Chrome ore inventory at China’s Tianjin port was around 2.78 million tonnes on April 19, in which South Africa-origin chrome ore, at approximately 2.30 million tonnes, accounted for 82.49%, compared with a mere 140,010 tonnes (5.03%) of Turkey-origin chrome ore, according to inventory data submitted by market sources.

“The gigantic supply of UG2 makes it more vulnerable to a price fall, unlike Turkish chrome ore which has rather limited supply,” a second Chinese ore buyer said.

Freight rates
Meanwhile, freight rates from Turkey to China have increased more significantly than for South African producers, which has disproportionally pushed up costs for Turkish ore suppliers.

“Freight rates for container shipment have more than tripled from $20 [per tonne] to $70 or $80 [per tonne]. Therefore, some large-scaled suppliers are now using bulk shipments for their cargoes, which is also very expensive at around $50 per tonne,” a Turkish chrome ore trader said.

“Admittedly, freight rates from South Africa to China have also shot up, but the increase is less significant,” he added.

High costs mean Turkish producers have little flexibility to lower their prices.

“There is only so low Turkish material can go down and with higher freight costs, higher ratios and very little supply, they have been able to ensure a higher premium to South African material,” a second trader said. “I would say the lack of supply ex Zimbabwe, Albania and Pakistan is also a factor as they are competing with these countries for demand from the higher-grade buyers.”

Good demand
Apart from the supply issue, demand for Turkish chrome ore has improved after high ferro-chrome prices have incentivized smelters to use chrome ore with a high chrome-to-iron ratio to increase their alloy output.

“Smelters are trying their best to improve their output to lock in today’s fat profits, which led to increased buying appetite for Turkish ore, as well as other high-grade material,” a chrome ore trader source said.

Additionally, the usage of high-grade chrome ore can help smelters in Inner Mongolia, an autonomous region of northern China, where there are restrictions on energy consumption, Fastmarkets heard.

“Inner Mongolia has set maximum consumption of energy and electricity for each smelter, hence many of them prefer to use high-grade ore or ore with higher chrome-to-iron ratio because they get more alloy output per each kilowatt-hour they consume,” a ferro-chrome trader said.

Improved demand for Turkish material as well high costs mean Turkish producers have sought to maintain their prices.

And the current price premium of Turkish lumpy to UG2 ore can be expected to remain as long as Chinese consumers need higher grade material, according to market participants.

“This will continue.

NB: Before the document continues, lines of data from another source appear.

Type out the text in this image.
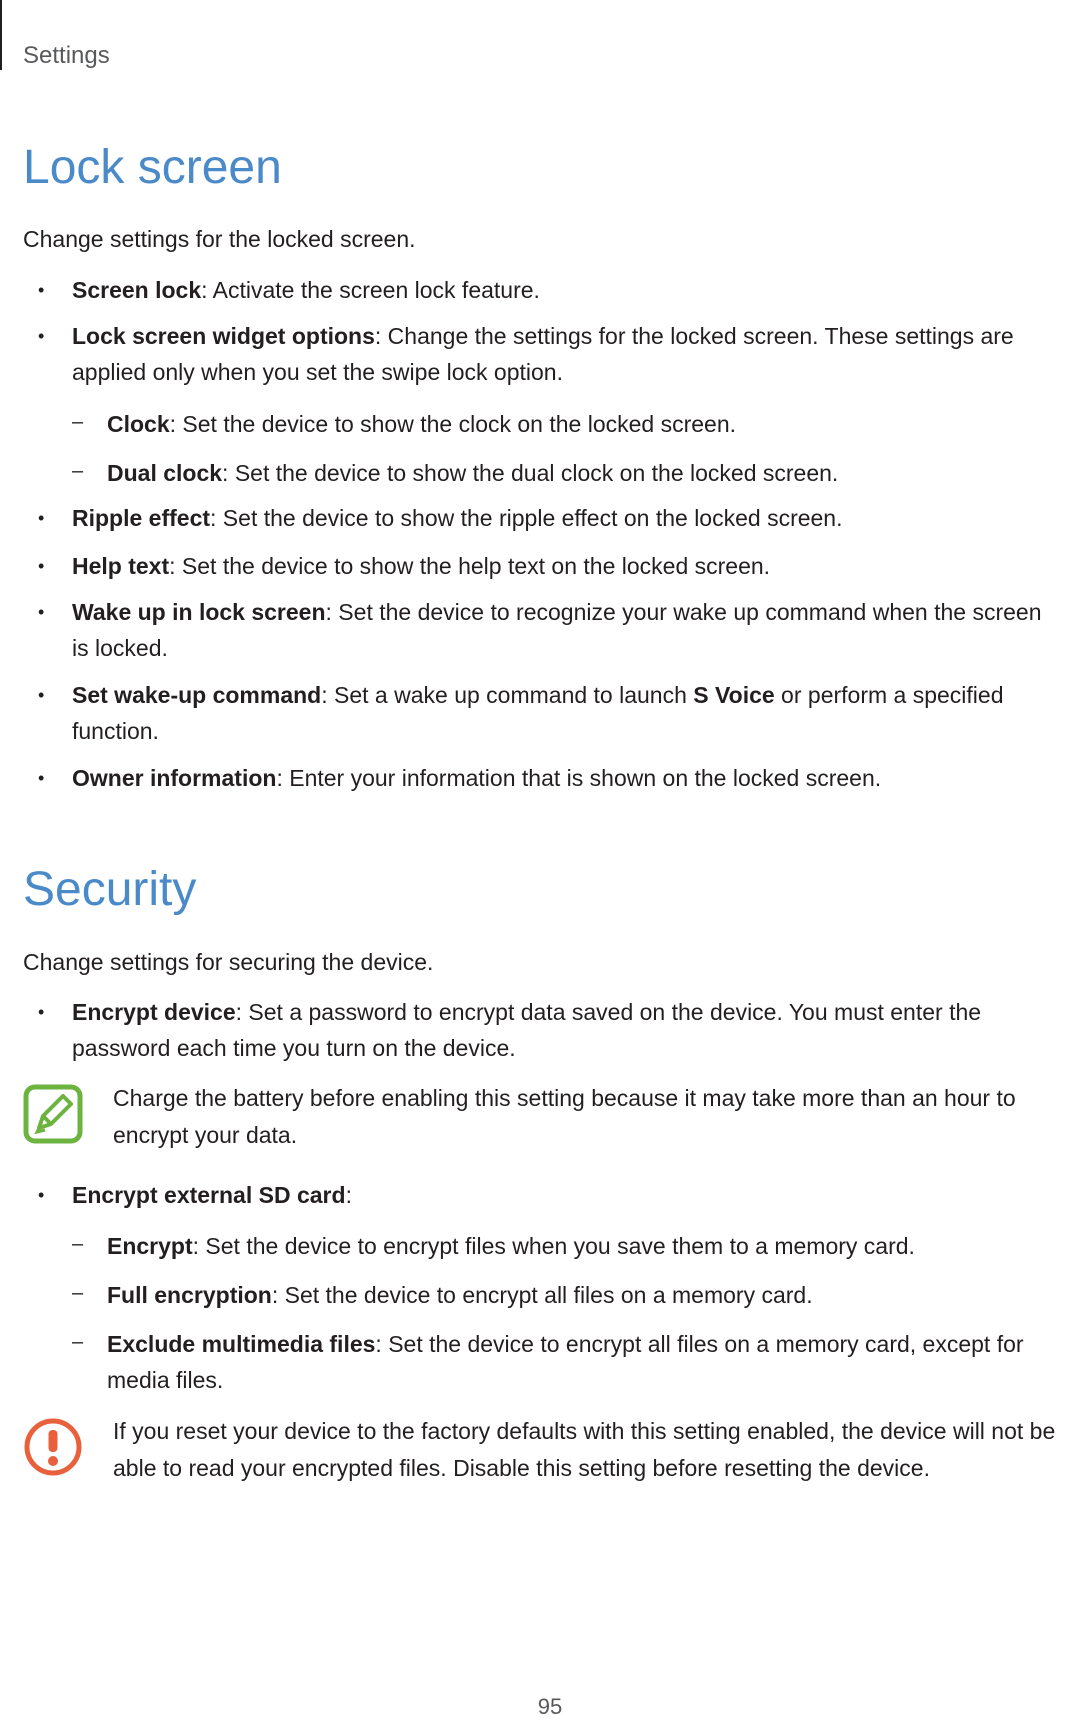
Settings
Lock screen

Change settings for the locked screen.

• Screen lock: Activate the screen lock feature.

• Lock screen widget options: Change the settings for the locked screen. These settings are applied only when you set the swipe lock option.

– Clock: Set the device to show the clock on the locked screen.

– Dual clock: Set the device to show the dual clock on the locked screen.

• Ripple effect: Set the device to show the ripple effect on the locked screen.

• Help text: Set the device to show the help text on the locked screen.

• Wake up in lock screen: Set the device to recognize your wake up command when the screen is locked.

• Set wake-up command: Set a wake up command to launch S Voice or perform a specified function.

• Owner information: Enter your information that is shown on the locked screen.

Security

Change settings for securing the device.

• Encrypt device: Set a password to encrypt data saved on the device. You must enter the password each time you turn on the device.

Charge the battery before enabling this setting because it may take more than an hour to encrypt your data.

• Encrypt external SD card:

– Encrypt: Set the device to encrypt files when you save them to a memory card.

– Full encryption: Set the device to encrypt all files on a memory card.

– Exclude multimedia files: Set the device to encrypt all files on a memory card, except for media files.

If you reset your device to the factory defaults with this setting enabled, the device will not be able to read your encrypted files. Disable this setting before resetting the device.

95
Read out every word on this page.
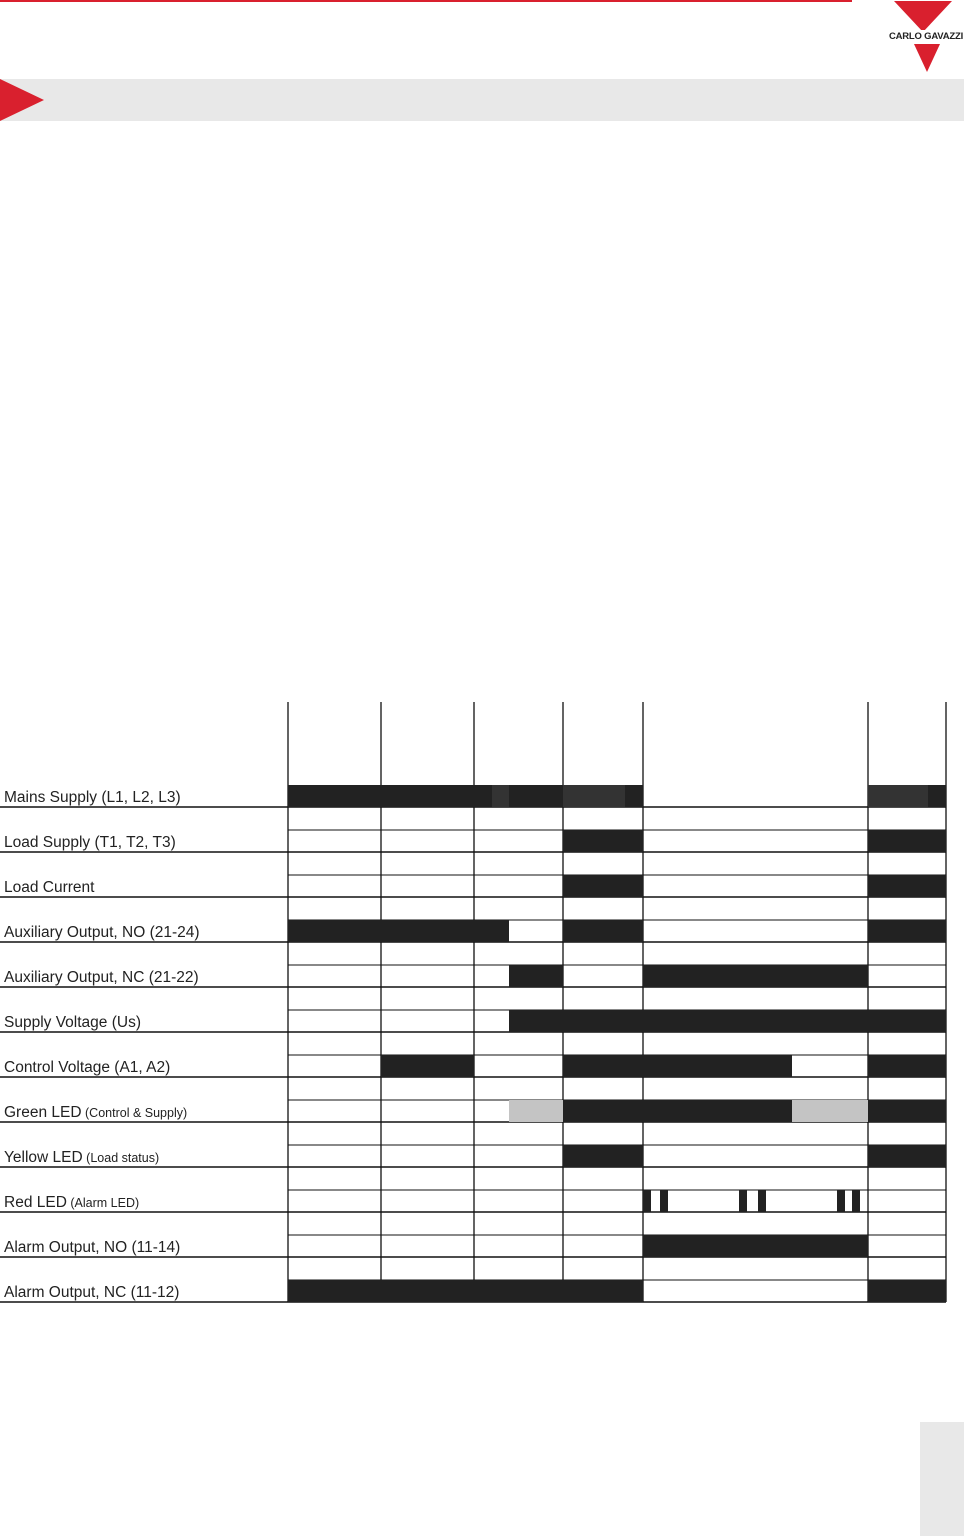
CARLO GAVAZZI
Mains Supply (L1, L2, L3)
Load Supply (T1, T2, T3)
Load Current
Auxiliary Output, NO (21-24)
Auxiliary Output, NC (21-22)
Supply Voltage (Us)
Control Voltage (A1, A2)
Green LED (Control & Supply)
Yellow LED (Load status)
Red LED (Alarm LED)
Alarm Output, NO (11-14)
Alarm Output, NC (11-12)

And if Chinese customers put more pressure on the prices, soon they will not be able to find any high grade materials,” the second Turkish ore producer said. “The miners just want compensation for the freight nothing else.”

Market participants have voiced differing opinions about the volumes of material that Turkish producers will sell and whether they can reclaim some market share from South African producers.

“I expect the Chinese will buy more and buy high-quality chrome in order to lower their electricity usage or UG2 will fall further in price,” the first producer source said.

But other market participants doubted whether the share of Turkish lumpy in the market can increase especially if prices cannot come down.

“While Turkey used to be the biggest supplier of ore to China, consumers have learned to live without it,” a South African ore producer source said. “There is no doubt, Turkish producers face higher costs, which they have tried to pass on through higher prices. However, consumers have moved away from their material so it is destroying demand.”